After a Saturday that felt sturdy in its success, cracks started to show on Day 6 of the coronavirus containment here in Paris. Sundays are never easy – especially when you’re a parent. Add in the fact that you can’t go outside with your kids, to run in the park or even pack up the troops to trek to the really good bakery (The French Bastards, closed to protect their workers from the pandemic, frustrating but I agree with their decision and I will be back on day 1 of the reopening to drain them of their pastries) an excursion that can take the better part of an hour. In many ways that what Sunday is about, killing bits of time, watching a movie. For us it was Alvin & The Chipmunks.

That mission of killing time though results in the dreaded Sunday feeling. Some call it the Sunday blues, when you get a sense of unease late in the day as the week is about to pick up again. I have successfully managed to mostly rid myself of this feeling, partly because when you are a parent there are no real weekends anymore. You don’t party like you used to and you have to wake up at the same time if the day begins with an M, a T, or an S. I get up early to run on the weekdays and I enjoy the work that I do so I don’t get “a case of the Mondays” and I never wish anyone a “Happy Friday.”

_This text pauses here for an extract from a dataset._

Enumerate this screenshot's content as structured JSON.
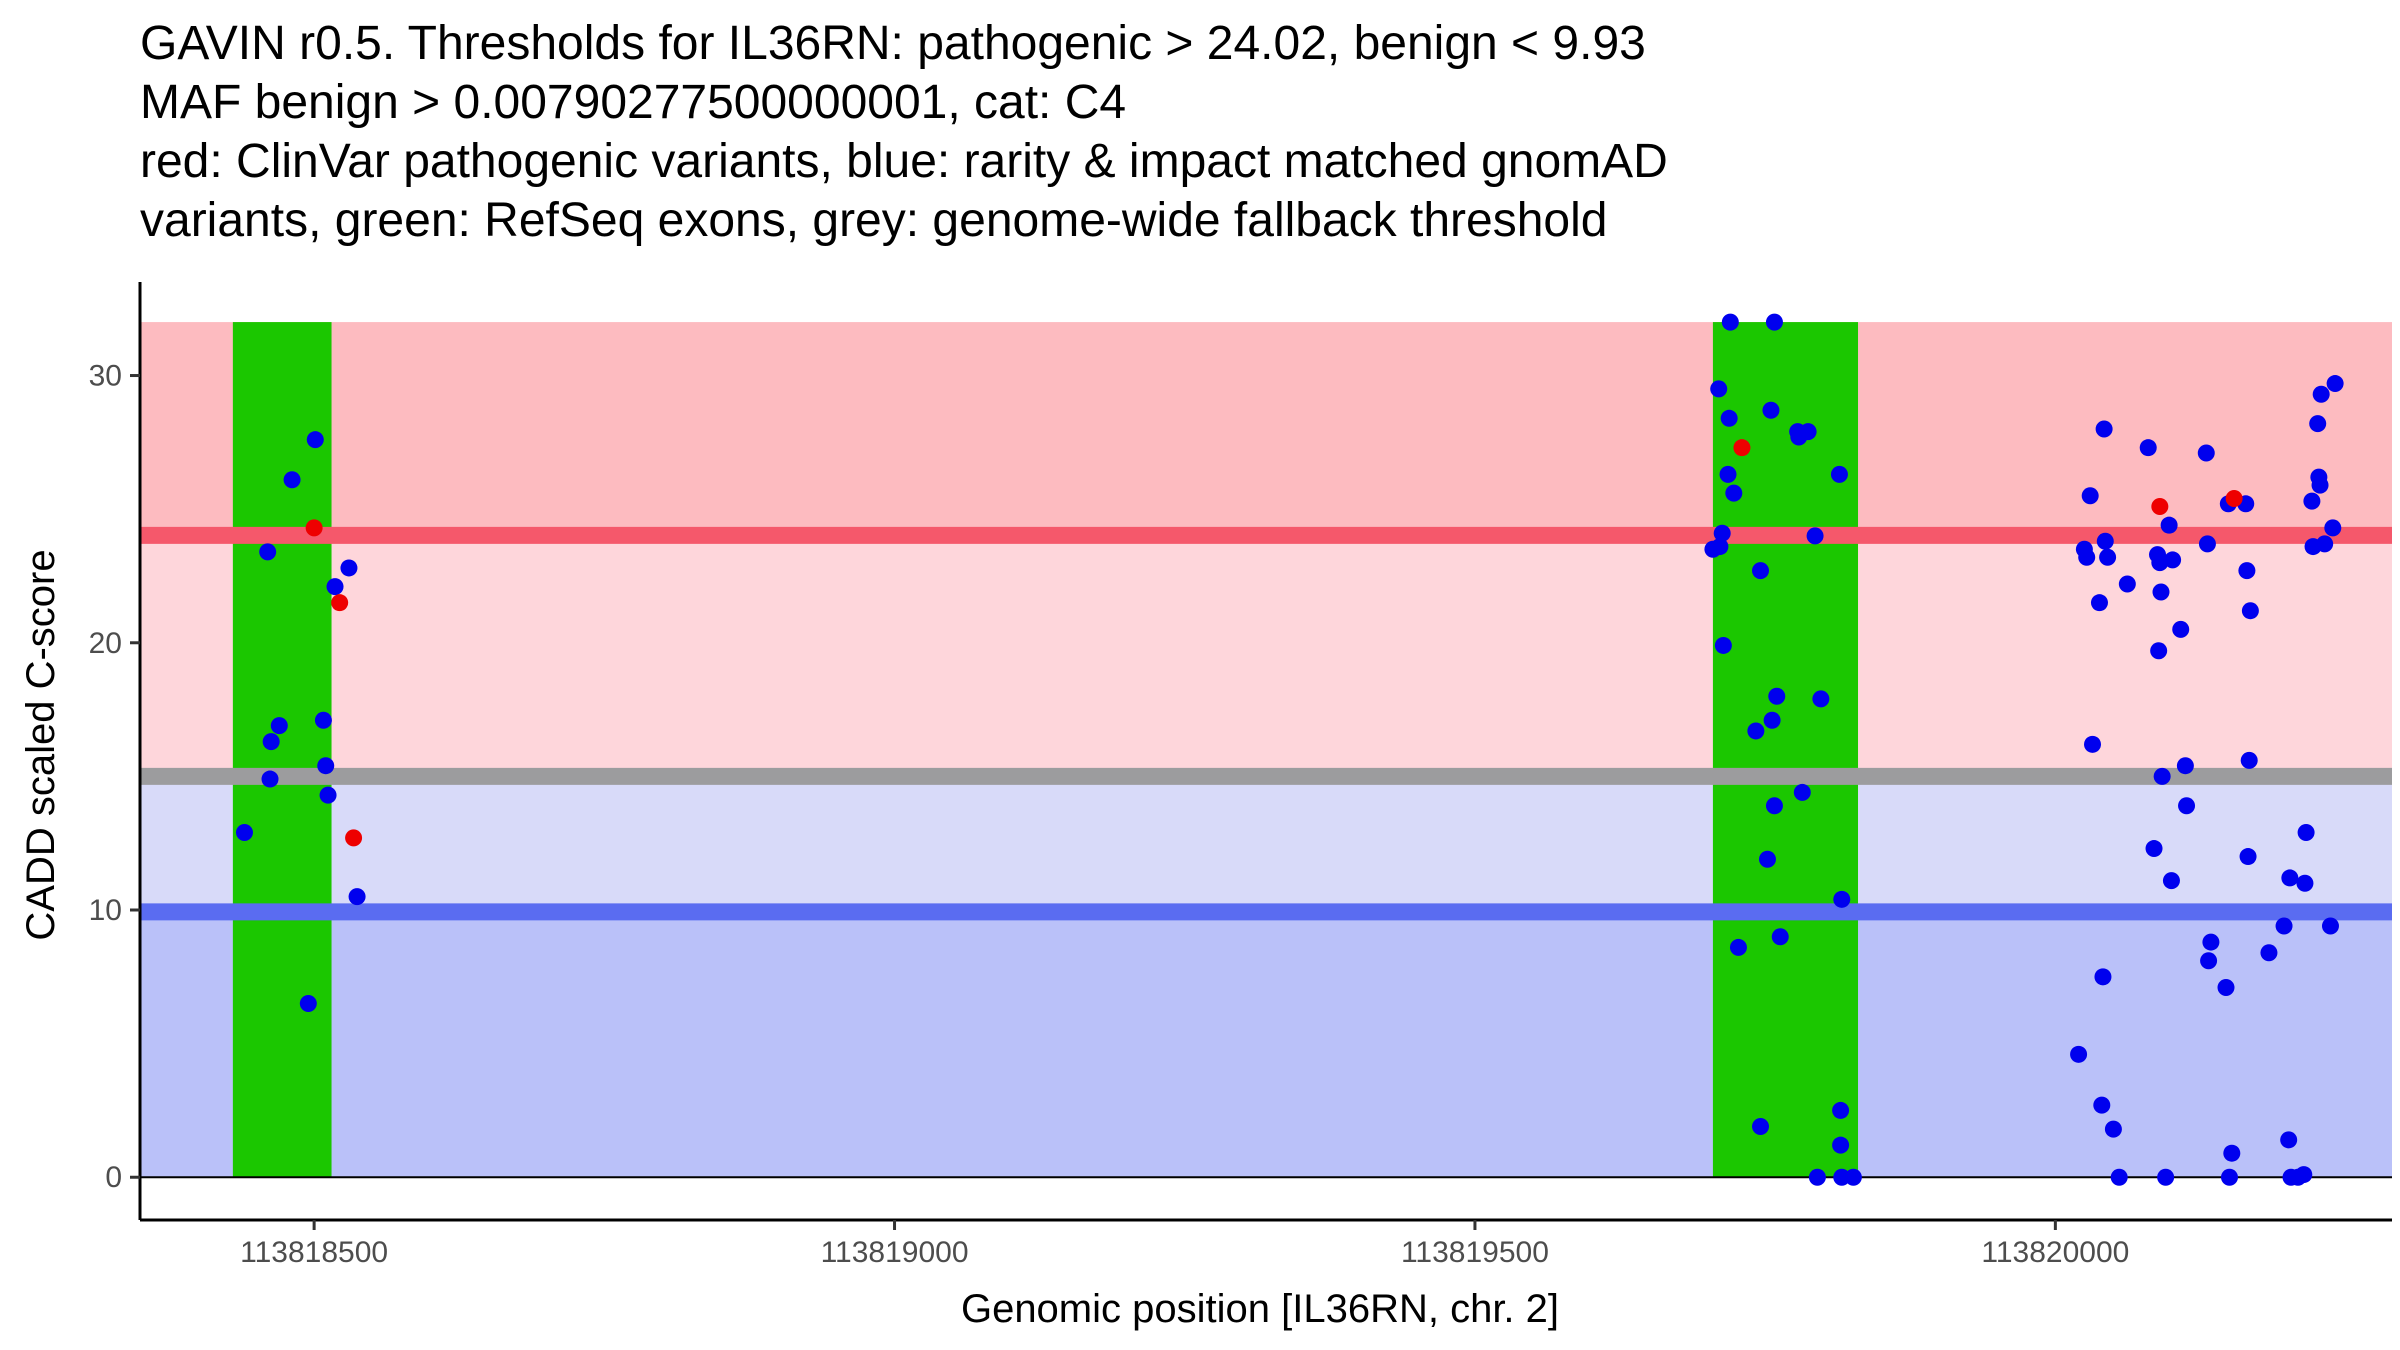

Add something new to the list of things that we are living through during coronavirus because I had a strong feeling of Sunday blues. As evening turned to twilight my wife started to feel it too. She went to bed right after our youngest son, at 20hr. I played some marbles with my other son, read him a story in his bed, and pulled out the Oculus to try and blast away the feeling by destroying a mass of invading aliens. Sunday was too strong though. The right controller died on me after 30 seconds. I was alone in the darkness (our son sleeps in the living room downstairs so we can no longer illuminate our kitchen lights after he’s gone to bed. That’s fine for a romantic dinner or for getting some work done but it leaves a very small amount of ambiance for anything elseĀ  we really need to move). I’ll add batteries to the essential shopping list.

The only thing left to do was scroll through the Economist articles. Coronavirus has infected not just hundreds of thousands of people around the world but our collective psyche. Like the virus uses the cell’s mechanisms to copy itself, it uses our minds to augment its place in our society. Its fuel is uncertainty. No one has any idea how bad this is going to get. A worst case model – whatever that means – says that up to 2.2 million people in the US could die from the disease. The economy is going to plunge into new depths. The containment that we’ve been living for almost a week has had no tangible effect yet on infection rates. If the disease isn’t eliminated entirely, it will just pop back up as soon as people can resume their movements and societal interactions, infecting people on its merry way until we go into another lockdown.

How long can a lockdown be possible? How long until people start to go stir crazy? Start to disobey the rules? There are thousands of fines per day from the police ticketing people in France for breaking the isolation rules. Those are people who probably already casually break many rules already (those asshole drivers, for example). Western nations cannot enforce the sort of measures that China had to use to get the Hubei province under control. But what happens when people who follow the rules start to feel that they shouldn’t? That it’s hopeless? That others are benefiting while they are the only ones sacrificing? Unity will turn to bitterness.

Barring some medical miracle, at some point the conversation will turn from containment to mitigation. Mitigation basically means accepting that there are going to be horrible consequences from the disease, but we cannot really do very much about it. The economic, physical, and psychological toll on people is too great to enforce. Best then to protect vulnerable people at all costs and let the rest of the world go on its way. People get sick, people recover. Many at-risk people will die. That’s just life now.

Please don’t get me wrong, I am not a contagion scientist or any sort of scientist and I firmly believe that our duty as citizens is to try and protect society as much as we can. We are in a phase where we are trying to control the spread of the disease to limit the impact on the healthcare systems, to prevent overload and spread out the care that people desperately need. I’m not going outside except for a few sporadic runs and essential groceries, and not everyday. I’m keeping my kids inside. I’m trying to adapt as best I can to an indefinite situation, one that shows no signs of getting better in Europe for the moment. If that means 45 continuous days in confinement, then so be it. I’m just saying though, it can’t go on forever.

“This too shall pass,” my grandma said on our family FaceTime yesterday afternoon. It was amazing that after all these years of being spread out we’ve never done one of those before. We’ve been one click away from reuniting everyone at the same time and it took a deadly pandemic to make it happen. I’ve seen countless examples of people sharing screenshots of group calls, beautiful moments of social connection in a world of social distancing. This is one good that comes out of this whole mess that I hope will stick around.

Sometimes separation can bring us together.